I was at a Conference today in Brussels organised by the European Commission to bring together widely varying views on how private equity and hedge funds should be regulated in the European Union (ostensibly in light of the current financial crisis - although in realty as a result from the European Parliament early last year). The Internal Market Commissioner, Charlie McCreevy - in a keynote speech continues to warn his fellow-policy makers that we cannot regulate our way out of the financial crisis and in any case private equity investment was never part of the problem - but can be part of the solution. Despite bring criticised from within the Commission for being too supportive of private equity, he again made a point of separating private equity from hedge funds. He knows very well it suits his opponents to some-times lump them together.
The Commissioner was generous enough to share his slot with another key-note speaker - his most ardent critic, former Danish PM and leading Socialist in the European Parliament, Poul Nyrup Rasmussen. The Danish MEP continues to push for heavy regulation for the sector. He gave a withering attack on the European Venture Capital Association (EVCA) who, in its submission to the Commission's consultation said that any company that does not abide by the industry's code of conduct could be excluded from its membership. He took this as a reason for why self-regulation would not work - ie: the consequences for non-compliance are too small. (This was more than a little unfair to EVCA since their submission was highly detailed and well thought-through)
It was up to Sir Michael Rake to explain just exactly what self-regulation means in practice and how it should work. He should know - he is the Chairman of the private equity oversight group in the UK - the "Guidelines Monitoring Group", set up following the Walker Review. Since the Walker Review into private equity governance, the UK has set the standard in bringing about higher levels of transparency. Sir Michael told us that compliance is actually rather high. In other words, self-regulation actually works.

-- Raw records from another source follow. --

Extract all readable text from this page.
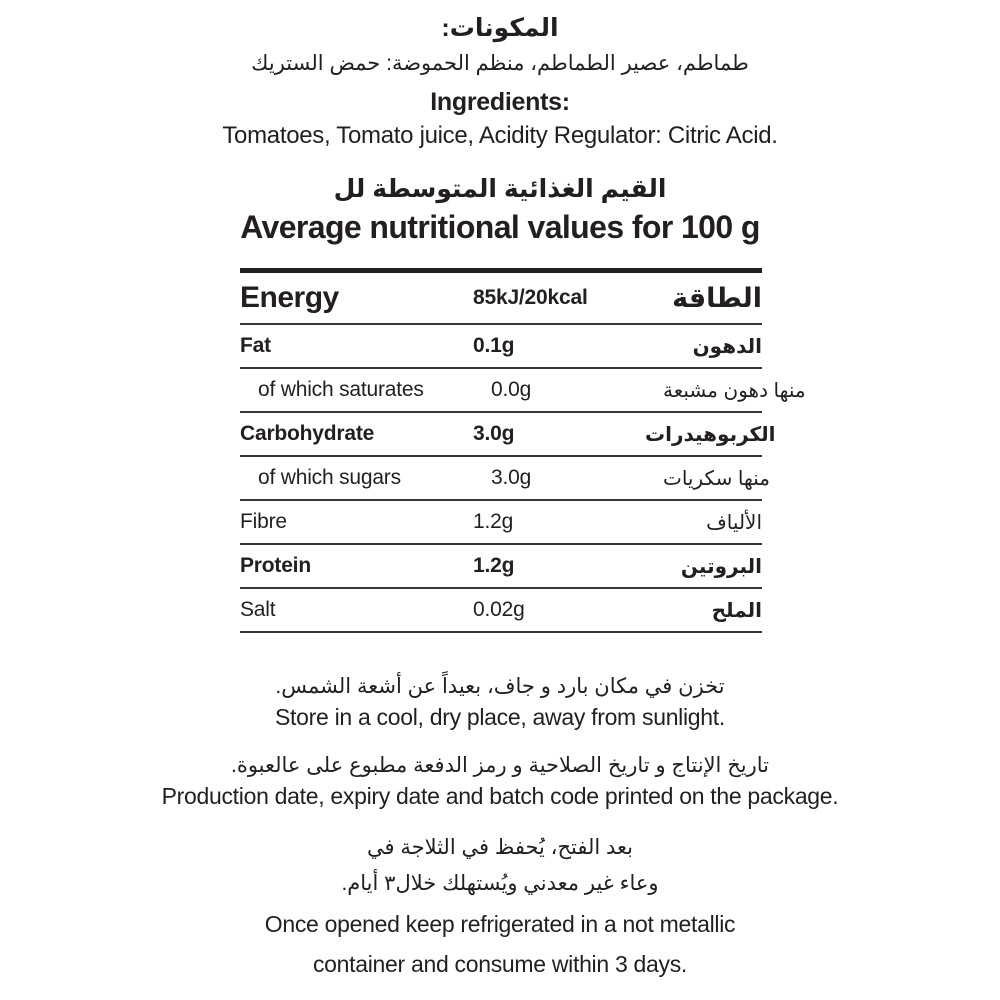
المكونات:
طماطم، عصير الطماطم، منظم الحموضة: حمض الستريك
Ingredients:
Tomatoes, Tomato juice, Acidity Regulator: Citric Acid.
القيم الغذائية المتوسطة لل
Average nutritional values for 100 g
Energy	85kJ/20kcal	الطاقة
Fat	0.1g	الدهون
of which saturates	0.0g	منها دهون مشبعة
Carbohydrate	3.0g	الكربوهيدرات
of which sugars	3.0g	منها سكريات
Fibre	1.2g	الألياف
Protein	1.2g	البروتين
Salt	0.02g	الملح
تخزن في مكان بارد و جاف، بعيداً عن أشعة الشمس.
Store in a cool, dry place, away from sunlight.
تاريخ الإنتاج و تاريخ الصلاحية و رمز الدفعة مطبوع على عالعبوة.
Production date, expiry date and batch code printed on the package.
بعد الفتح، يُحفظ في الثلاجة في
وعاء غير معدني ويُستهلك خلال٣ أيام.
Once opened keep refrigerated in a not metallic
container and consume within 3 days.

However, what Rasmussen really wants is more conditions to be put on Private Equity. The risk for the industry is that when the Commission does come up with its recommendations on improving transparency, that Socialist MEPs would add yet other cumbersome conditions. Rasmussen is clearly paving the way for this. Although he will not get very far while Charlie McCreevy is still in charge, he and his supporters in the Socialist Group may fare better under his successor before he or she puts their feet under the table this Autumn.